TableBank: A Benchmark Dataset for Table Detection and Recognition
Minghao Li, Lei Cui, Shaohan Huang, Furu Wei, Ming Zhou, Zhoujun Li
TL;DR
TableBank introduces a large-scale, weakly supervised dataset for image-based table detection and recognition, derived from Word and LaTeX documents to achieve 417k labeled tables across diverse domains. It establishes strong baselines using Faster R-CNN for table detection and an image-to-markup encoder-decoder for table structure recognition, demonstrating domain-specific performance and improved cross-domain generalization when training on mixed-domain data. The results highlight the necessity of large, varied training data for robust table analysis and show deep learning methods outperform traditional OCR-based tools on this task. The authors publicly release TableBank and plan to expand to additional domains and finer-grained document components to further advance table analysis research.
Abstract
We present TableBank, a new image-based table detection and recognition dataset built with novel weak supervision from Word and Latex documents on the internet.

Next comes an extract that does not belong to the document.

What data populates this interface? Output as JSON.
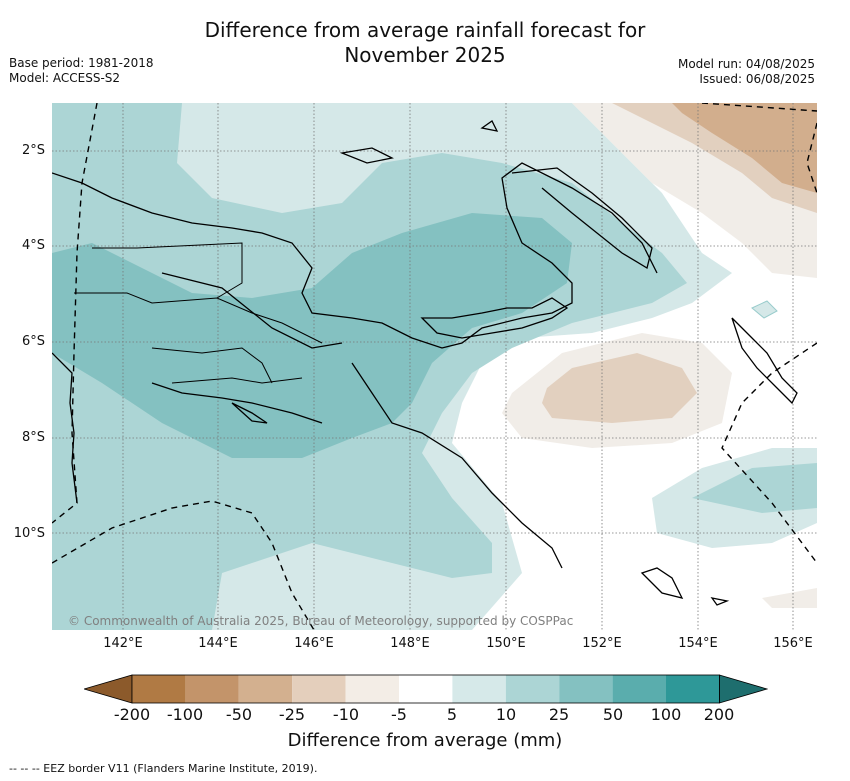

Existing research for image-based table detection and recognition usually fine-tunes pre-trained models on out-of-domain data with a few thousand human-labeled examples, which is difficult to generalize on real-world applications. With TableBank that contains 417K high quality labeled tables, we build several strong baselines using state-of-the-art models with deep neural networks. We make TableBank publicly available and hope it will empower more deep learning approaches in the table detection and recognition task. The dataset and models are available at \url{https://github.com/doc-analysis/TableBank}.